Wednesday, April 2, 2014

Contemporary Europeans have as many as three times more Neanderthal variants in genes than Asians and Africans



Although Neanderthals are extinct, fragments of their genomes persist in modern humans. These shared regions are unevenly distributed across the genome and some regions are particularly enriched with Neanderthal variants. An international team of researchers led by Philipp Khaitovich of the Max Planck Institute for Evolutionary Anthropology in Leipzig, Germany, and the CAS-MPG Partner Institute for Computational Biology in Shanghai, China, show that DNA sequences shared between modern humans and Neanderthals are specifically enriched in genes involved in the metabolic breakdown of lipids. This sharing of genes is seen mainly in contemporary humans of European descent and may have given a selective advantage to the individuals with the Neanderthal variants.








Skeleton of a neanderthal (left) and a modern human (right).

© Ian Tattersall

The researchers analyzed the distribution of Neanderthal variants in the genomes of eleven contemporary human populations of African, Asian and European descent.
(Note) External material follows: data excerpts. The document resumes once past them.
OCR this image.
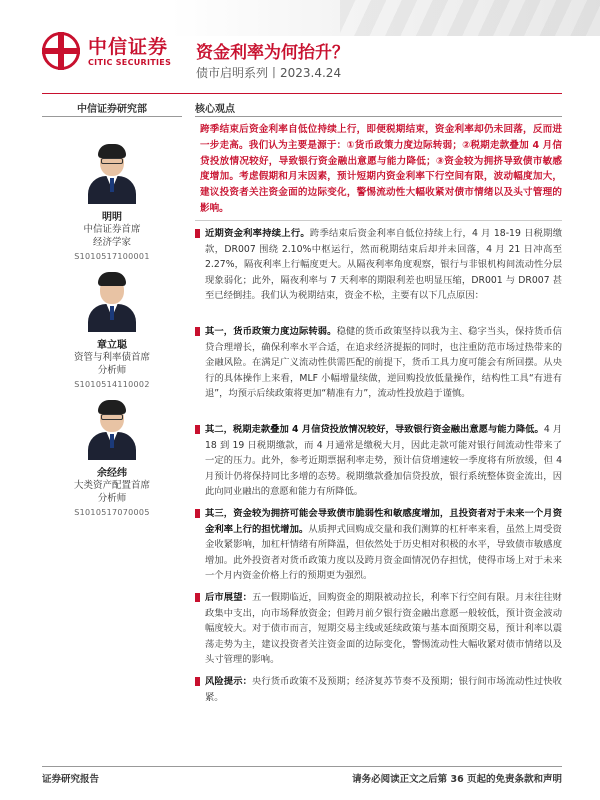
中信证券
CITIC SECURITIES 资金利率为何抬升？
债市启明系列丨2023.4.24
中信证券研究部
明明
中信证券首席
经济学家
S1010517100001
章立聪
资管与利率债首席
分析师
S1010514110002
余经纬
大类资产配置首席
分析师
S1010517070005
核心观点
跨季结束后资金利率自低位持续上行，即便税期结束，资金利率却仍未回落，反而进一步走高。我们认为主要是源于：①货币政策力度边际转弱；②税期走款叠加 4 月信贷投放情况较好，导致银行资金融出意愿与能力降低；③资金较为拥挤导致债市敏感度增加。考虑假期和月末因素，预计短期内资金利率下行空间有限，波动幅度加大，建议投资者关注资金面的边际变化，警惕流动性大幅收紧对债市情绪以及头寸管理的影响。
近期资金利率持续上行。跨季结束后资金利率自低位持续上行，4 月 18-19 日税期缴款，DR007 围绕 2.10%中枢运行，然而税期结束后却并未回落，4 月 21 日冲高至 2.27%，隔夜利率上行幅度更大。从隔夜利率角度观察，银行与非银机构间流动性分层现象弱化；此外，隔夜利率与 7 天利率的期限利差也明显压缩，DR001 与 DR007 甚至已经倒挂。我们认为税期结束，资金不松，主要有以下几点原因：
其一，货币政策力度边际转弱。稳健的货币政策坚持以我为主、稳字当头，保持货币信贷合理增长，确保利率水平合适，在追求经济提振的同时，也注重防范市场过热带来的金融风险。在满足广义流动性供需匹配的前提下，货币工具力度可能会有所回摆。从央行的具体操作上来看，MLF 小幅增量续做，逆回购投放低量操作，结构性工具“有进有退”，均预示后续政策将更加“精准有力”，流动性投放趋于谨慎。
其二，税期走款叠加 4 月信贷投放情况较好，导致银行资金融出意愿与能力降低。4 月 18 到 19 日税期缴款，而 4 月通常是缴税大月，因此走款可能对银行间流动性带来了一定的压力。此外，参考近期票据利率走势，预计信贷增速较一季度将有所放缓，但 4 月预计仍将保持同比多增的态势。税期缴款叠加信贷投放，银行系统整体资金流出，因此向同业融出的意愿和能力有所降低。
其三，资金较为拥挤可能会导致债市脆弱性和敏感度增加，且投资者对于未来一个月资金利率上行的担忧增加。从质押式回购成交量和我们测算的杠杆率来看，虽然上周受资金收紧影响，加杠杆情绪有所降温，但依然处于历史相对积极的水平，导致债市敏感度增加。此外投资者对货币政策力度以及跨月资金面情况仍存担忧，使得市场上对于未来一个月内资金价格上行的预期更为强烈。
后市展望：五一假期临近，回购资金的期限被动拉长，利率下行空间有限。月末往往财政集中支出，向市场释放资金；但跨月前夕银行资金融出意愿一般较低，预计资金波动幅度较大。对于债市而言，短期交易主线或延续政策与基本面预期交易，预计利率以震荡走势为主，建议投资者关注资金面的边际变化，警惕流动性大幅收紧对债市情绪以及头寸管理的影响。
风险提示：央行货币政策不及预期；经济复苏节奏不及预期；银行间市场流动性过快收紧。
证券研究报告	请务必阅读正文之后第 36 页起的免责条款和声明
They found that genes involved in the lipid synthesis contained a particularly high number of Neanderthal variants in contemporary humans of European origin, but not in Asians and Africans. “These sequences show signs of recent positive selection”, says Philipp Khaitovich of the Max Planck Institute for Evolutionary Anthropology in Leipzig, Germany, and the CAS-MPG Partner Institute for Computational Biology in Shanghai, China. “This may indicate that they give modern humans carrying the Neanderthal genotype a selective advantage.”
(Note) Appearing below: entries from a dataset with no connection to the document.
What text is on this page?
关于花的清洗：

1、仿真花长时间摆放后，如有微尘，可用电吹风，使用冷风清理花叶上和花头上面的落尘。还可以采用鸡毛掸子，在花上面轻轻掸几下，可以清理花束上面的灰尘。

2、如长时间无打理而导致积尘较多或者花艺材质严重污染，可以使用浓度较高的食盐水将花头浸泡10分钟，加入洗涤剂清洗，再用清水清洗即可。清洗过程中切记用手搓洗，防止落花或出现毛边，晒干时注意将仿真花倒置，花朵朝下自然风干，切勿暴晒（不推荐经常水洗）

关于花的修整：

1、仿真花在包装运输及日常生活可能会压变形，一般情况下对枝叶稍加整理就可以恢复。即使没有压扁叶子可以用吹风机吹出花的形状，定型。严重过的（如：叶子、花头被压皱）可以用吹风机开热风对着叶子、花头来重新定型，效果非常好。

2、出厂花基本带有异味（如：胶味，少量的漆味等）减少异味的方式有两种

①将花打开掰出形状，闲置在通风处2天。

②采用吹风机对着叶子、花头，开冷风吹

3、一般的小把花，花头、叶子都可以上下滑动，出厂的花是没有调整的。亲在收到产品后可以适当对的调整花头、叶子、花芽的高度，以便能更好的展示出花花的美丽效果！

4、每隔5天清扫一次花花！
Analyzing the influence of Neanderthal variants on lipid processing in modern humans, the researchers further found recent evolutionary changes in lipid concentration and expression of metabolic enzymes in brains of humans of European origin. “We don’t know what these lipid concentration changes do to the brain, but the fact that Neanderthal variants might have changed our brain composition has interesting implications”, says Philipp Khaitovich.  Further work is needed, however, in order to fully assess the potential functional effects of these changes.